With 32bit the atomics are just one of your problems since any 64bit primitive can compromise your performance.

2 Likes

Good to know! I’m personally not planning to ship a 32 bit pro audio product for end users, it seems like it would be a major support overhead unless I specifically develop for that platform.

But I guess if I’ll ever use a machine like that for that purpose I’ll make sure to install the 64 OS on it, thanks!

1 Like

Hey @matkatmusic , thanks for the info! However I still don’t understand why you need a FIFO here? You are only sharing the last object that was written on the GUI thread with the audio thread. Why don’t you atomically publish that one value to the audio thread? A FIFO is needed if you have a sequence of objects that are being pumped from one thread to another, but in this case there is no sequence, just a single object that is periodically updated.

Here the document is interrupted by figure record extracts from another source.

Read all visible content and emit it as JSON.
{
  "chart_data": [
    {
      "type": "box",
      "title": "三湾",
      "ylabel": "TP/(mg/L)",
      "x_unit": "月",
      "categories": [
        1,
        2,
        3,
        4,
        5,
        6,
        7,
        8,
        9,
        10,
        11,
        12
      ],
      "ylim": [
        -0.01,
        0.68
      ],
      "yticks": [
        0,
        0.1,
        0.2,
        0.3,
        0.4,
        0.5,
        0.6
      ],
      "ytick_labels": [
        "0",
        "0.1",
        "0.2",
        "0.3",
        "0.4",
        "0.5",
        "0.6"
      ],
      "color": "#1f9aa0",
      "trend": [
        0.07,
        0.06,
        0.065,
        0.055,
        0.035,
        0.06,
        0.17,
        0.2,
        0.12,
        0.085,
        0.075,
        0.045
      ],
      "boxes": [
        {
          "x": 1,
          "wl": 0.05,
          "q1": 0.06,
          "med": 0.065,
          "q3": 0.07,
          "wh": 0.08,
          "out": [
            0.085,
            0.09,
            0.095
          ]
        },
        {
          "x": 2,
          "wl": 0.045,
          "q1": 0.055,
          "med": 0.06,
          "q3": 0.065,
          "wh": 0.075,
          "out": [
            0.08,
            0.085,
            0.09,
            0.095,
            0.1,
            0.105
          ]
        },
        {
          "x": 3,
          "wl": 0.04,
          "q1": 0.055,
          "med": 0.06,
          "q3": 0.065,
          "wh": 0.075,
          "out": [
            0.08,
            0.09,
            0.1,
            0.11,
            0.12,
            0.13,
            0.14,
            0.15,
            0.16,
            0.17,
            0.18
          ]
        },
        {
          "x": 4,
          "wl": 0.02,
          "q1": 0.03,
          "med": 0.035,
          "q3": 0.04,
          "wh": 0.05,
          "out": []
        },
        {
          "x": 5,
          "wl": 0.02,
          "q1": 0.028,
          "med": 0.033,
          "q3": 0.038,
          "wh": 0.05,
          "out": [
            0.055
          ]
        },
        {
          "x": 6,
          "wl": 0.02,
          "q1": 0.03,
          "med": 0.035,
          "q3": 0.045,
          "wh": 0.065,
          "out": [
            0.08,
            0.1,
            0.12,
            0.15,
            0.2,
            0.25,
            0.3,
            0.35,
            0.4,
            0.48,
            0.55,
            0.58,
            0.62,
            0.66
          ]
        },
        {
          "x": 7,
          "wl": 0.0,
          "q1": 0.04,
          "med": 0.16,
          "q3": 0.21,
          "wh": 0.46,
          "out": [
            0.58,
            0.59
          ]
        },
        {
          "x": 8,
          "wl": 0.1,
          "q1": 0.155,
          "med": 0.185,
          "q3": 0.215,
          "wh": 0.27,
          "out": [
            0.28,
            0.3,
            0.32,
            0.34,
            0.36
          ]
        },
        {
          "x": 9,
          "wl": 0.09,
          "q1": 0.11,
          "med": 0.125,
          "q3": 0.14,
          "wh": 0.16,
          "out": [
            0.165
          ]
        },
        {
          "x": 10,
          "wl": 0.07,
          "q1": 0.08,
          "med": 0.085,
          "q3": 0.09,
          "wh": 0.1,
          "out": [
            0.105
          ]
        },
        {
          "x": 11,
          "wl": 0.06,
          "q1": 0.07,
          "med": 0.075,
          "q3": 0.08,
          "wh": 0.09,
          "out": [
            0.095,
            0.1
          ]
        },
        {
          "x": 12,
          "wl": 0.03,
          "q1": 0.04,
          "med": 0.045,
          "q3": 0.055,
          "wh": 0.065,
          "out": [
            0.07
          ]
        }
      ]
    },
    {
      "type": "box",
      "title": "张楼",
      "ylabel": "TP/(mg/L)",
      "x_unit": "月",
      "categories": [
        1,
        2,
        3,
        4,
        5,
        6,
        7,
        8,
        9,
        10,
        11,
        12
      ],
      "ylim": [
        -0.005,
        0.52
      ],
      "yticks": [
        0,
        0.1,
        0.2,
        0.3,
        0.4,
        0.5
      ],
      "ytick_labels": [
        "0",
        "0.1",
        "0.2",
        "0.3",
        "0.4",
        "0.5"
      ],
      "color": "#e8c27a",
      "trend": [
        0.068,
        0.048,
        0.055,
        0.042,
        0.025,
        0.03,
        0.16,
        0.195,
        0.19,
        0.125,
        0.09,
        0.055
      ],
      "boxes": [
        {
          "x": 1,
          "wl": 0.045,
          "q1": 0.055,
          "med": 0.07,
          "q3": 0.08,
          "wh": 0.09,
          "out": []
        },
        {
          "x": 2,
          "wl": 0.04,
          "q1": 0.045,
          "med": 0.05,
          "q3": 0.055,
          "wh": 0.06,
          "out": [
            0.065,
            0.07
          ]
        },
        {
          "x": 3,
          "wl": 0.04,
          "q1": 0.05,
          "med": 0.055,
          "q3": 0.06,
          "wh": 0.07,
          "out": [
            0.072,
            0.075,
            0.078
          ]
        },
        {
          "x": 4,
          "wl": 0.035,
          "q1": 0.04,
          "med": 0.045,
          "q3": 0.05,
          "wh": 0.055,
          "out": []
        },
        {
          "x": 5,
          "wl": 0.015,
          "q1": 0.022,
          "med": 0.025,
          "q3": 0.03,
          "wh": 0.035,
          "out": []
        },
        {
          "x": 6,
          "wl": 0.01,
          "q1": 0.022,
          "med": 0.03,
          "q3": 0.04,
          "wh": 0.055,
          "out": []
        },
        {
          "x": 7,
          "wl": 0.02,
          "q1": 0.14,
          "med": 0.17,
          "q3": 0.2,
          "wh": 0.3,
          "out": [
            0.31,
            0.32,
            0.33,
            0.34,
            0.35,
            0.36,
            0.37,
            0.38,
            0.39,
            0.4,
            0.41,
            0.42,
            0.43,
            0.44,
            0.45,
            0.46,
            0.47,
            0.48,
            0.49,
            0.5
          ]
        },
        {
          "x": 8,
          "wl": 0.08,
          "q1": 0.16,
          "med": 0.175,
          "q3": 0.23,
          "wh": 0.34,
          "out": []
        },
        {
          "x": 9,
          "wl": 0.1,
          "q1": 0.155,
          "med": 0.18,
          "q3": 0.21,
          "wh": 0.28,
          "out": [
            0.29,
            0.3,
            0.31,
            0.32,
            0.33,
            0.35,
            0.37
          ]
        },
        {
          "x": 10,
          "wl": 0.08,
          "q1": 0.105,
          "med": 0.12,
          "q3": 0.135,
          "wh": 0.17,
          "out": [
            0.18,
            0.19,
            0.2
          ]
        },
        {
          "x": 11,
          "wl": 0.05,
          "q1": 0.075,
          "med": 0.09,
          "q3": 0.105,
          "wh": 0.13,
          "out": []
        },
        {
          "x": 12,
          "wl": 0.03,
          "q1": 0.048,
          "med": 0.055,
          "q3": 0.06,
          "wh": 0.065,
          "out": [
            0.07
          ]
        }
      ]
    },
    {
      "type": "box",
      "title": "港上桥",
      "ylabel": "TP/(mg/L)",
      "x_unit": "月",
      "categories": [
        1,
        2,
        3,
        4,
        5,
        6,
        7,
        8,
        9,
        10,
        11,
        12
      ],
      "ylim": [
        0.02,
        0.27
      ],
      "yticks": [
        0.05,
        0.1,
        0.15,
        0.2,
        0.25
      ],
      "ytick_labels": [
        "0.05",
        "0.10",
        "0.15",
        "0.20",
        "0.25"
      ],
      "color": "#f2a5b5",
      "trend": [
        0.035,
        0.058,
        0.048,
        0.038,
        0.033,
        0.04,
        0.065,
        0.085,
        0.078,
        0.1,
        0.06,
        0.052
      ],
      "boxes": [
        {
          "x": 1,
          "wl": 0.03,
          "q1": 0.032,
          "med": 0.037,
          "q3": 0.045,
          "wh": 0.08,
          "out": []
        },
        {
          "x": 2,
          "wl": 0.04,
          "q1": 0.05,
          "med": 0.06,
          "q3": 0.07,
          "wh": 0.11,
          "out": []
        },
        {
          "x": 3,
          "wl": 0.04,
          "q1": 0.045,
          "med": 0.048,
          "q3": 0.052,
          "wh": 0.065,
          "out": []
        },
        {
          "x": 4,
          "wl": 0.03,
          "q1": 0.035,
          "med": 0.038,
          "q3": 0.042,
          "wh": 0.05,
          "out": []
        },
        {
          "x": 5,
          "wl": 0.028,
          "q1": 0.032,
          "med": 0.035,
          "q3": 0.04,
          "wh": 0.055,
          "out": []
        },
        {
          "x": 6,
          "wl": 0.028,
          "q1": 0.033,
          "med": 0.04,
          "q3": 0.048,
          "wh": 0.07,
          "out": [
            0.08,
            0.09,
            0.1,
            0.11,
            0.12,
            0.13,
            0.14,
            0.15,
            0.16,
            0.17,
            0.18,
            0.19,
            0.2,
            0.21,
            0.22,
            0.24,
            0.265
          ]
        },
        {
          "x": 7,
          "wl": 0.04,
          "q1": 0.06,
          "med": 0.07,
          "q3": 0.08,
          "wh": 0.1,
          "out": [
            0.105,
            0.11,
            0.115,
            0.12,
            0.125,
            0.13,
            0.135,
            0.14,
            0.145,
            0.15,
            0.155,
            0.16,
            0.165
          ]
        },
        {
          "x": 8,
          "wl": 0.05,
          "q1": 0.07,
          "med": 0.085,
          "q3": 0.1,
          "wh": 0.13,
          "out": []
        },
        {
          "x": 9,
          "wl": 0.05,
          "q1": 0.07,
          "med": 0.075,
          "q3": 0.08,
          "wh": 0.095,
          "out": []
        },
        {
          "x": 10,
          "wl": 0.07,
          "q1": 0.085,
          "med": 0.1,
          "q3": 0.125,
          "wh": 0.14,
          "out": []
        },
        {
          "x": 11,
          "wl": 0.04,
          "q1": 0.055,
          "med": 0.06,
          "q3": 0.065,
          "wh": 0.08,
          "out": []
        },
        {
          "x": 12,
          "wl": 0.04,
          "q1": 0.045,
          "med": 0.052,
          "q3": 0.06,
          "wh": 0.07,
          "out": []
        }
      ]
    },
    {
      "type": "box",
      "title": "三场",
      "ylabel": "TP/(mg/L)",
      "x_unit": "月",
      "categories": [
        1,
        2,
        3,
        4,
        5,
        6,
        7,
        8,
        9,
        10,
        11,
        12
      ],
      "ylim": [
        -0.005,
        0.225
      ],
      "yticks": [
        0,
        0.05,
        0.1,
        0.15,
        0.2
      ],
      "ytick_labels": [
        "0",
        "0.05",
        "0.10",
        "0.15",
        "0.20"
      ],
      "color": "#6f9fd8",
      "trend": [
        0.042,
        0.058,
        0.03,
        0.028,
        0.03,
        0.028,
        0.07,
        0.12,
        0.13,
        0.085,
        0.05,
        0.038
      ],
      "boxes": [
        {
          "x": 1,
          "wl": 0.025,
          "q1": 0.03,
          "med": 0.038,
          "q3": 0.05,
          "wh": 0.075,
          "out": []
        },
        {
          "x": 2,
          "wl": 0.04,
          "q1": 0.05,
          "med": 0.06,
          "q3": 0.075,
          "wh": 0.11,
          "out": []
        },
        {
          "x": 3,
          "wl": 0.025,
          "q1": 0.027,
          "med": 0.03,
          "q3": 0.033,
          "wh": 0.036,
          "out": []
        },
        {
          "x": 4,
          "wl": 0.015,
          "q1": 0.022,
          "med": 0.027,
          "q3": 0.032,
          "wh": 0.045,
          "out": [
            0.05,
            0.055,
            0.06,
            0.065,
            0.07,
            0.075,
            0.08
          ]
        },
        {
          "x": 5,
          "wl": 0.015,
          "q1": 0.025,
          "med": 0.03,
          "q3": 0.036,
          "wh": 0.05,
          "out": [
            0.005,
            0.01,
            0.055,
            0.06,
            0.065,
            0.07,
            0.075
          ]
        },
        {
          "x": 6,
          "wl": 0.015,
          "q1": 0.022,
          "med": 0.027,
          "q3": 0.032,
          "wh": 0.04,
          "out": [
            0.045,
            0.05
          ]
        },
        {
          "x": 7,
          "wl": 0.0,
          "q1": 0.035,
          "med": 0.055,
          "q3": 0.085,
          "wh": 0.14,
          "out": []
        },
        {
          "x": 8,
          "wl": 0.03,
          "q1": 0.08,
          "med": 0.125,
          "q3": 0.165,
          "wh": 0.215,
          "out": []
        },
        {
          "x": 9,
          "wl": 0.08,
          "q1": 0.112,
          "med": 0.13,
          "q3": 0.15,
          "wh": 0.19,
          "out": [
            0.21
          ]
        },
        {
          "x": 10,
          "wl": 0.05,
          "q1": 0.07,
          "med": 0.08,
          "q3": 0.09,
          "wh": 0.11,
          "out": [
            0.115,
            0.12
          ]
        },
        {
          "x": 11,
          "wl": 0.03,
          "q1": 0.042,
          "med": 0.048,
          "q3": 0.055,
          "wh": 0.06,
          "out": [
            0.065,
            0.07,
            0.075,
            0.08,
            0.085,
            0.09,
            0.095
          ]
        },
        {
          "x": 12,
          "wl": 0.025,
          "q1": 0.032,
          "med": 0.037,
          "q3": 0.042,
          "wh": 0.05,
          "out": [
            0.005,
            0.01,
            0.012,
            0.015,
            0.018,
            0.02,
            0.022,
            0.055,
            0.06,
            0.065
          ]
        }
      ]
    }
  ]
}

You are literally doing this in the audio thread:

while( backgroundObjectCreator.pull(t) ) { ; }

which is discarding all objects except the last one written. Why have a FIFO then? What am I missing?

1 Like

The example I showed is doing that.
But that is not how I’m actually using it in my projects

I use the backgroundObjectCreator on the audio thread.
I split up the processBlock into chunks of 16 or 32 samples and request a new object from the backgroundObjectCreator for those smaller chunks.
This means the backgroundObjectCreator is being requested to create an object multiple times every processBlock. That’s why the FIFO has multiple objects that need pulling after the backgroundObjectCreator creates each element that is requested.

It’s probably overkill, but I did it for the purpose of smoothing the changes in values being used by the object creator.

If you want to talk more about it, send me a DM. I’m sure the design could be improved/optimized but it works well enough for the needs of the project.